Volatile and semivolatile
organic compounds in ambient air and
occupational settings are of great concern due to their associated
adverse human health and environmental impacts. Novel graphene wool
samplers have been developed and tested to overcome limitations of
commercially available sorbents that can only be used once and typically
require solvent extraction. Graphene wool (GW) was synthesized by
non-catalytic chemical vapor deposition with optimized conditions,
resulting in a novel fibrous graphene wool that is very easy to manage
and less rigid than other forms of graphene, lending itself to a wide
range of potential applications. Here, the air pollutant sampling
capabilities of the GW were of interest. The optimal packing weight
of GW inside a glass tube (length 178 mm, i.d. 4 mm, o.d. 6 mm) was
investigated by the adsorption of vaporized alkane standards on the
GW, using a condensation aerosol generator in a temperature-controlled
chamber and subsequent detection using a flame ionization detector.
The optimized GW packing density was found to be 0.19 mg mm–3 at a flow rate of 500 mL min–1, which provided
a gas collection efficiency of >90% for octane, decane, and hexadecane.
The humidity uptake of the sampler is less than 1% (m/m) for ambient
humidities <70%. Breakthrough studies showed the favorable adsorption
of polar molecules, which is attributed to the defective nature of
the graphene and the inhomogeneous coating of the graphene layers
on the quartz wool, suggesting that the polar versus non-polar uptake
potential of the GW can be tuned by varying the graphene layering
on the quartz wool substrate during synthesis. Oxidized domains at
the irregular edges of the graphene layers, due to a broken, non-pristine
sp2 carbon network, allow for adsorption of polar molecules.
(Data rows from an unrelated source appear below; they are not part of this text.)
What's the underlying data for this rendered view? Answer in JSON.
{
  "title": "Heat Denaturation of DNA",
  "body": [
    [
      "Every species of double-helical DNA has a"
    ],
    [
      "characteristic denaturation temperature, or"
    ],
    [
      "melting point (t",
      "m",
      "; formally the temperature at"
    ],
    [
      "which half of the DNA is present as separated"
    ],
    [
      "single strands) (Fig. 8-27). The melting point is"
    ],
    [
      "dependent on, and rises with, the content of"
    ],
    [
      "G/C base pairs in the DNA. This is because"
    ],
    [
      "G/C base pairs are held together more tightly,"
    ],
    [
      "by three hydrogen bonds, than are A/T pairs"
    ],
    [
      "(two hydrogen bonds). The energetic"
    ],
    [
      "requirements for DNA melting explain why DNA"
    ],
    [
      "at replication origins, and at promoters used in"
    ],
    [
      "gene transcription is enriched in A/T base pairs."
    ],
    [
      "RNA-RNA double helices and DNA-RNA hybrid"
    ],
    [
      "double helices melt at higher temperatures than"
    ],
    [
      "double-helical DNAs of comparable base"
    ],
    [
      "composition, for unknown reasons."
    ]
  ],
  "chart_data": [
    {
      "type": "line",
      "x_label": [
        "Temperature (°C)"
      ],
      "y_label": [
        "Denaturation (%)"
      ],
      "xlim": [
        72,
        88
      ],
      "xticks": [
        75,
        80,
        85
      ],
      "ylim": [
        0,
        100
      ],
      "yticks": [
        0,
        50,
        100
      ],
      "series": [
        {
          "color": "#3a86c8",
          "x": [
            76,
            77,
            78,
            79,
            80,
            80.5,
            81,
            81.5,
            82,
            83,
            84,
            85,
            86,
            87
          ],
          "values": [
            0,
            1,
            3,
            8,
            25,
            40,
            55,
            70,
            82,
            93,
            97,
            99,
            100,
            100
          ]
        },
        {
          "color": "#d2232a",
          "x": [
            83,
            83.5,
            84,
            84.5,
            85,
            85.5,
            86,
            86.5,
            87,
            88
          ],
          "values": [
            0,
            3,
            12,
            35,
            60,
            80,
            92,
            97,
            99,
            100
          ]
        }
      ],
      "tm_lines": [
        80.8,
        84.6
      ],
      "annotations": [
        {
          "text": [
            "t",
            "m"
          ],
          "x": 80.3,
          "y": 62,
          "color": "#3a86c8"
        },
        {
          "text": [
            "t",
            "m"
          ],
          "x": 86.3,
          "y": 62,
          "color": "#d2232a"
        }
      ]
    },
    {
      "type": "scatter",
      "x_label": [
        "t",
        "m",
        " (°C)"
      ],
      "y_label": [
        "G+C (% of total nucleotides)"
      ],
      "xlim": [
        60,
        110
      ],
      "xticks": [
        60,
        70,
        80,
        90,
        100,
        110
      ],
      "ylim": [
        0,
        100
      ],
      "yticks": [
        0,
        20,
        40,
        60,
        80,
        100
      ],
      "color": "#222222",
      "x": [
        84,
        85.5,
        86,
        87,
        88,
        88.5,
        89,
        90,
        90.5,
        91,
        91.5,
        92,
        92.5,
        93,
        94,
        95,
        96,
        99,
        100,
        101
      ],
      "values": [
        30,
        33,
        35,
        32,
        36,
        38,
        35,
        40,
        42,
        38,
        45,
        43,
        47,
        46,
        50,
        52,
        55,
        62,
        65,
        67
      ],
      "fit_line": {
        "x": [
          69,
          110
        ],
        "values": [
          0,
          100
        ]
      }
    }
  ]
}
The GW was applied and used in a combustion sampling campaign where
the samplers proved to be comparable to frequently used polydimethylsiloxane
sorbents in terms of sampling and thermal desorption of non-polar
semivolatile organic compounds. The total alkane concentrations detected
after thermal desorption of GW and PDMS samplers were found to be
17.96 ± 13.27 and 18.30 ± 16.42 μg m–3, respectively; thus, the difference in the alkane sampling concentration
between the two sorbent systems was negligible. GW provides a new,
exciting possibility for the monitoring of organic air pollutants
with numerous advantages, including high sampling efficiencies, simple
and cost-effective synthesis of the thermally stable GW, solvent-free
and environmentally friendly analysis, and, importantly, the reusability
of samplers.